Neuropathological studies have shown the presence of a broad variety of inflammation-related proteins (complement factors, acute-phase proteins, proinflammatory cytokines) and clusters of activated microglia around amyloid plaques (Fig. 1) in AD subjects and also AD mice models [8], and these findings have been implicated in the neurodegeneration process [4, 83]. Neuropathological studies also showed that the neuroinflammatory response in the neocortex is present in the early stages of AD pathology and precedes the late stage, tau-related pathology [84]. Furthermore, microglial activation has been shown to progress with the clinical stage of dementia, with neuropathological stage of disease severity, and with stage of progression of Aβ plaques [67 , 86]. In vivo imaging studies, using ¹¹-C-R-PK1195 PET ligand, showed that activated microglia accumulate near the amyloid plaque pathology, and that activated microglia burden correlates with cognitive decline [87].

The pathological accumulation of Aβ is considered the key factor that drives neuroinflammation responses in AD [65]. The chronic deposition of Aβ stimulates the persistent activation of microglial cells in AD [88]. Microglia undergoes a progressive switch from a neuroprotective M2 status to a classically activated phenotype M1, characterized by production of proinflammatory cytokines [89]. The persistent microglia activation and consequently microglia-derived cytokine overexpression, caused by continuous formation of Aβ and positive feedback loops between inflammation and amyloid-β protein precursor processing, can increase Aβ production and decrease Aβ clearance, ultimately causing neuronal damage [65 , 89]. In addition, ongoing exposure to Aβ, chemokines, cytokines, and other inflammatory mediators can be responsible for the functional impairment of microglial cells seen at plaque sites [11, 90] and thus impede the protective role of microglia in Aβ clearance [91]. Recently, Kim et al. [92] showed that soluble Aβ oligomers impair synaptic plasticity and cause synaptic loss in mouse AD models and brains of AD patients binding to the murine PirB (paired immunoglobulin-like receptor B) and its human ortholog LilrB2 (leucocyte immunoglobulin-like receptor B2) receptors, respectively. The PirB receptor was first described exclusively in the immune system but is now know to be expressed by neurons.

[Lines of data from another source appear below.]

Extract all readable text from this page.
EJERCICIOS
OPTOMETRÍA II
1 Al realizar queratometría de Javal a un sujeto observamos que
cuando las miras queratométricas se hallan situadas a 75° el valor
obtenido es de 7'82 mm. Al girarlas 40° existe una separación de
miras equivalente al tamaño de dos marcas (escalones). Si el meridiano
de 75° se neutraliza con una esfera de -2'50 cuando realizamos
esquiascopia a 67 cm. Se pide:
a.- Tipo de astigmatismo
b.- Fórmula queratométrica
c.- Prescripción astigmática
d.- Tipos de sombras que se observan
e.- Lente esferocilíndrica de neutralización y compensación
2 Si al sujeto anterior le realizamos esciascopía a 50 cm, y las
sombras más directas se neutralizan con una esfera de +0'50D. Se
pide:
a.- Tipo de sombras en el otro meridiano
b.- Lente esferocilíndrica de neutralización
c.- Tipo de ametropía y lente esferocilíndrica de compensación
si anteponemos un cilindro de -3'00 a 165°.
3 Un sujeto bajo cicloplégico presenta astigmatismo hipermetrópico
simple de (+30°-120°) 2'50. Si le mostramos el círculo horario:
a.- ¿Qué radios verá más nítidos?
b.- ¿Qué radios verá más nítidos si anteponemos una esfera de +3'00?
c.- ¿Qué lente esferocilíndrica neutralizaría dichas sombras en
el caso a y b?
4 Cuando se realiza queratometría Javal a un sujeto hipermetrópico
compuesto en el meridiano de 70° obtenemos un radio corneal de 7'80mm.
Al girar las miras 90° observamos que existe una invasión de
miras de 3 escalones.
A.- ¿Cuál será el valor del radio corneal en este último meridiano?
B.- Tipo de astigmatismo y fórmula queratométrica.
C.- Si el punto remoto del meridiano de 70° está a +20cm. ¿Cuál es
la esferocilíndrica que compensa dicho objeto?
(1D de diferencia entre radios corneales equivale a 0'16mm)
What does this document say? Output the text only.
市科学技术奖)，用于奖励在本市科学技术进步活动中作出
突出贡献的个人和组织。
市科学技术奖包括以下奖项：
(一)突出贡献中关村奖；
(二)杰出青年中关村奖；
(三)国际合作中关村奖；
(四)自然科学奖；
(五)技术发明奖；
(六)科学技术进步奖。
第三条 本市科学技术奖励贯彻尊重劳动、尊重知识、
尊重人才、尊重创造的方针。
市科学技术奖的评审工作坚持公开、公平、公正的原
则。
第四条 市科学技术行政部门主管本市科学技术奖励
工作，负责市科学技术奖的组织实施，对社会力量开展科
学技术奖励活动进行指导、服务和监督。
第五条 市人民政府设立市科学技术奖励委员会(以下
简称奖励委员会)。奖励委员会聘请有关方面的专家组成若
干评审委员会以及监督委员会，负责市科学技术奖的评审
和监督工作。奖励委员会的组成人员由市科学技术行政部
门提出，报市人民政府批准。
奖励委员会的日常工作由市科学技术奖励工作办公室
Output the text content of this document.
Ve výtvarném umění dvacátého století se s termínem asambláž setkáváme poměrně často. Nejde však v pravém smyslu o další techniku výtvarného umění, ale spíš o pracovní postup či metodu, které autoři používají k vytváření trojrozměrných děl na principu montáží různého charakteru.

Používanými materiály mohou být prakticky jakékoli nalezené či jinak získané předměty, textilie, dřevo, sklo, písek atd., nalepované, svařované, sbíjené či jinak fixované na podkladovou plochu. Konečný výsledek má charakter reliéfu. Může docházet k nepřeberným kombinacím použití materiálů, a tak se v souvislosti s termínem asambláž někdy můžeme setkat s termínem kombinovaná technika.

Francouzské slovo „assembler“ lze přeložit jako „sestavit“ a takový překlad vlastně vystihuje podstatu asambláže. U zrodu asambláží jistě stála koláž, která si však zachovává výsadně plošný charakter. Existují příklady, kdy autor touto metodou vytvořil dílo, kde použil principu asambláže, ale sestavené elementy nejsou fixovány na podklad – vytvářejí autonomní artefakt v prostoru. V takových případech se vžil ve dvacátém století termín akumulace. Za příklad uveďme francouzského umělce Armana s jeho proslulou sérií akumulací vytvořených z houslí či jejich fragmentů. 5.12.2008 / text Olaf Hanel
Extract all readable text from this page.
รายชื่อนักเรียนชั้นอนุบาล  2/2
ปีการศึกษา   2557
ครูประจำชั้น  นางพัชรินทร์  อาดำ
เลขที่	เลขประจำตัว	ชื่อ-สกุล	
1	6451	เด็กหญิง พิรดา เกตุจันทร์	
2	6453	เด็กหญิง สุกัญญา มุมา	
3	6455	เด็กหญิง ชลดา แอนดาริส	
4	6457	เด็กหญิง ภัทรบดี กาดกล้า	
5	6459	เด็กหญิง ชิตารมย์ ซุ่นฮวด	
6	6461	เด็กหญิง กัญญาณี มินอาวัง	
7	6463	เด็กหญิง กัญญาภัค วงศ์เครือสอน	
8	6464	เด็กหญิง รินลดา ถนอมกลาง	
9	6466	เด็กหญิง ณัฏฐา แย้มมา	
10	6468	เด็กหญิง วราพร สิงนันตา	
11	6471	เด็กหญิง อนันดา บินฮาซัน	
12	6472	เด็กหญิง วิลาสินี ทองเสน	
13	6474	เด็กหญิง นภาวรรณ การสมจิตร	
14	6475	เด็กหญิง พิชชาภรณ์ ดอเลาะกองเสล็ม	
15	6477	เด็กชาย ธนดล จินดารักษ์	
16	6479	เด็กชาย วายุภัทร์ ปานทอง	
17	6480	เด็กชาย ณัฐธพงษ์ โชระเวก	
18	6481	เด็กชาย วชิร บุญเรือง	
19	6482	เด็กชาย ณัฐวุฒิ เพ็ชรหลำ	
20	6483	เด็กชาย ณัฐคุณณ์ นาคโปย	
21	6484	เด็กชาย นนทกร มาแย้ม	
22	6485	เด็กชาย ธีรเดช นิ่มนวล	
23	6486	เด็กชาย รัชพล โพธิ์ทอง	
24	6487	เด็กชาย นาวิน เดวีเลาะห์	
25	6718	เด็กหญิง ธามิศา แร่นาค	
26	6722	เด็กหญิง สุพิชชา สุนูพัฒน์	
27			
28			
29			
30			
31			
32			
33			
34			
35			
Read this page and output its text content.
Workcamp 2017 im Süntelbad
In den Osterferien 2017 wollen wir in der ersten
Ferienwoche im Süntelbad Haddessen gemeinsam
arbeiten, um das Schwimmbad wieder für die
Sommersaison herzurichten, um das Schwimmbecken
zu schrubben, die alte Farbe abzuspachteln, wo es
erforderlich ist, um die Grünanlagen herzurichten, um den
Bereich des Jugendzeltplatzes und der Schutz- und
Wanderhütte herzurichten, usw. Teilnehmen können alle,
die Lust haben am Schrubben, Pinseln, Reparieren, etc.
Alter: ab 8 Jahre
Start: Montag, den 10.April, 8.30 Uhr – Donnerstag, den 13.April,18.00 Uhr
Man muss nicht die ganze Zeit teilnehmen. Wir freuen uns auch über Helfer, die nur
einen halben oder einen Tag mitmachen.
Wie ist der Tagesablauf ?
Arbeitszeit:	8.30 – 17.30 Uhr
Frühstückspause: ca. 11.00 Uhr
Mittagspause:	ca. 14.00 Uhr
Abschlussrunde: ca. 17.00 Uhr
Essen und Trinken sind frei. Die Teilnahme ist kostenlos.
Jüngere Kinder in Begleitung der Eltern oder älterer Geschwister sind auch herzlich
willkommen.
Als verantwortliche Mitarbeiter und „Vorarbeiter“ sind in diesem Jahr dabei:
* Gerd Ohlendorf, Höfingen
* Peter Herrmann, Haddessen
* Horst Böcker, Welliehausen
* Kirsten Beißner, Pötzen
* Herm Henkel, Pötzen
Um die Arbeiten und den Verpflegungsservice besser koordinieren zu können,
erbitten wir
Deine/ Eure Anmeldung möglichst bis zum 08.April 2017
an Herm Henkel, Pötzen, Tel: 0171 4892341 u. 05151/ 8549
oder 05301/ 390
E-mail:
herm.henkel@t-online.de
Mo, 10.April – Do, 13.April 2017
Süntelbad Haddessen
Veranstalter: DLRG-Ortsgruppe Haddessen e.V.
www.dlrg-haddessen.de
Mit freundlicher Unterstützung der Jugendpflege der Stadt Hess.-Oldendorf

Microglia can have different roles and effects depending on the particular disease stage and which brain region is affected in each model [65]. AD mouse models studies showed that in younger ages, together with the appearance of the first Aβ plaques, the microglia is activated toward the alternative state and at older ages, together with the increased accumulation of extracellular oligomeric Aβ, there is a widespread microglial activation toward the classic phenotype [93]. Recently, Sudduth et al. described that in the early-stage AD brains there is an apparent polarization toward either M1 or M2 brain inflammatory states [94]. The M2 polarized group had great number of neuritic plaques, eventually reflecting disease progression. The heterogeneity found in the early stage AD can influence the response to therapeutic agents that act on immune system and inflammation [94]. The neuropathological study of AD patients that had undergone active Aβ vaccination as part of the AN1792 trial showed significantly reduced levels of Aβ and reduction of aggregated tau in neural processes (not in neurofibrillary tangles), and, although there was no difference on total microglial load, there were reduced levels of a range of activated microglial species when compared to patients who died from AD without treatment [95, 96]. These findings suggest that downregulation of microglial activation through Aβ immunotherapy possibly reduces the inflammatory component of the neurodegeneration of AD [95]. However, a different line of research supports that aging-related microglial degeneration and loss of microglial neuroprotection rather than microglial activation contributes to the onset of sporadic AD [11]. A role for peripheral-derived macrophage cells in AD pathophysiology have recently come under attention [97]. There is extensive evidence that blood-derived monocytes can phagocytose Aβ [98] and that these cells can be recruited to the AD brain, albeit in low numbers [99].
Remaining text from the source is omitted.